Several years ago, I designed and developed an application whose scope was far greater than the business folks imagined. Therefore, the timeline was far more compressed than I would have liked.

I cut a lot of corners in that project in order to get it out in time, but there was only one hack that has haunted me since I reluctantly pushed it into production: I returned a large HTML string from an AJAX call and inserted it directly into the DOM.

It was far easier, at the time, to simply loop through the highly complex query structures in my class and build the HTML structure there rather than build a JSON string and use a JavaScript parsing class to build the HTML on the browser.

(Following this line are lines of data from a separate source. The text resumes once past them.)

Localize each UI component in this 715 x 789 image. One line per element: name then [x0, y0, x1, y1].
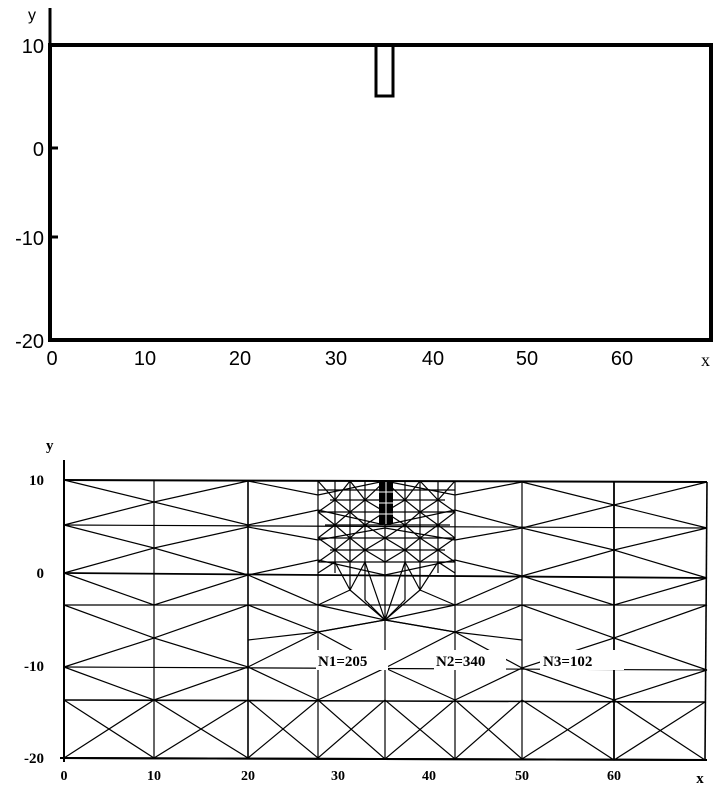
- bottom-panel: y 10 0 -10 -20 0 10 20 30 40 50 60 x N1=…: [24, 438, 708, 787]
- annotation-n2: N2=340: [436, 654, 485, 670]
- top-panel: y 10 0 -10 -20 0 10 20 30 40 50 60 x: [15, 7, 713, 370]
- domain-outline: [48, 43, 713, 342]
- annotation-n3: N3=102: [543, 654, 592, 670]
- top-x-tick-label: 60: [611, 348, 633, 370]
- annotation-n1: N1=205: [318, 654, 367, 670]
- annotation-bg: [540, 650, 624, 670]
- bottom-x-tick-label: 20: [241, 769, 255, 784]
- top-x-tick-label: 0: [46, 348, 57, 370]
- bottom-x-tick-label: 30: [331, 769, 345, 784]
- bottom-x-tick-label: 0: [61, 769, 68, 784]
- bottom-y-tick-label: -10: [24, 659, 44, 675]
- top-x-tick-label: 40: [422, 348, 444, 370]
- trench-slot: [374, 43, 395, 98]
- top-y-tick-label: -10: [15, 228, 44, 250]
- bottom-y-axis-label: y: [46, 438, 54, 454]
- top-y-tick-label: 0: [33, 139, 44, 161]
- top-y-axis-label: y: [28, 7, 36, 24]
- top-x-tick-label: 20: [229, 348, 251, 370]
- bottom-y-tick-label: 0: [37, 566, 45, 582]
- annotation-bg: [316, 650, 388, 670]
- bottom-x-axis-label: x: [696, 771, 704, 787]
- top-y-tick-label: 10: [22, 36, 44, 58]
- bottom-x-tick-label: 40: [422, 769, 436, 784]
- bottom-x-tick-label: 10: [147, 769, 161, 784]
- bottom-x-tick-label: 50: [515, 769, 529, 784]
- top-x-tick-label: 50: [516, 348, 538, 370]
- bottom-x-tick-label: 60: [607, 769, 621, 784]
- annotation-bg: [434, 650, 506, 670]
- top-x-axis-label: x: [701, 350, 710, 370]
- top-y-tick-label: -20: [15, 331, 44, 353]
- bottom-y-tick-label: 10: [29, 473, 44, 489]
- bottom-x-axis: [59, 757, 708, 761]
- trench-mesh-lines: [379, 482, 393, 524]
- bottom-y-tick-label: -20: [24, 751, 44, 767]
- top-x-tick-label: 30: [325, 348, 347, 370]
- top-x-tick-label: 10: [134, 348, 156, 370]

Well, in a little twist of fate, there was an update scheduled for this application; and this time I had some extra time as the release date got pushed back a couple of weeks. Using that to my advantage, I finally was able to fine-tune that entire mechanism, including:

  • Passing a vastly more compressed JSON string back to the interaction layer.
  • Using a new HTMLRender class in JavaScript to parse the JSON, and then build and insert the HTML into the DOM.
  • Reduced the number of hits on the database by retrieving all information in one, massive query instead of dozens of smaller ones.
  • Increased the usage of Sencha ExtJS in the layout to make it more attractive.
  • All in all, this particular section of the application now executes about 70% faster, is less resource intensive on the database, and is easier to use.

    It’s a big monkey off my back. Not to mention that I always enjoy going back to code from previous projects and seeing how I can improve upon it since I’m always learning new tricks.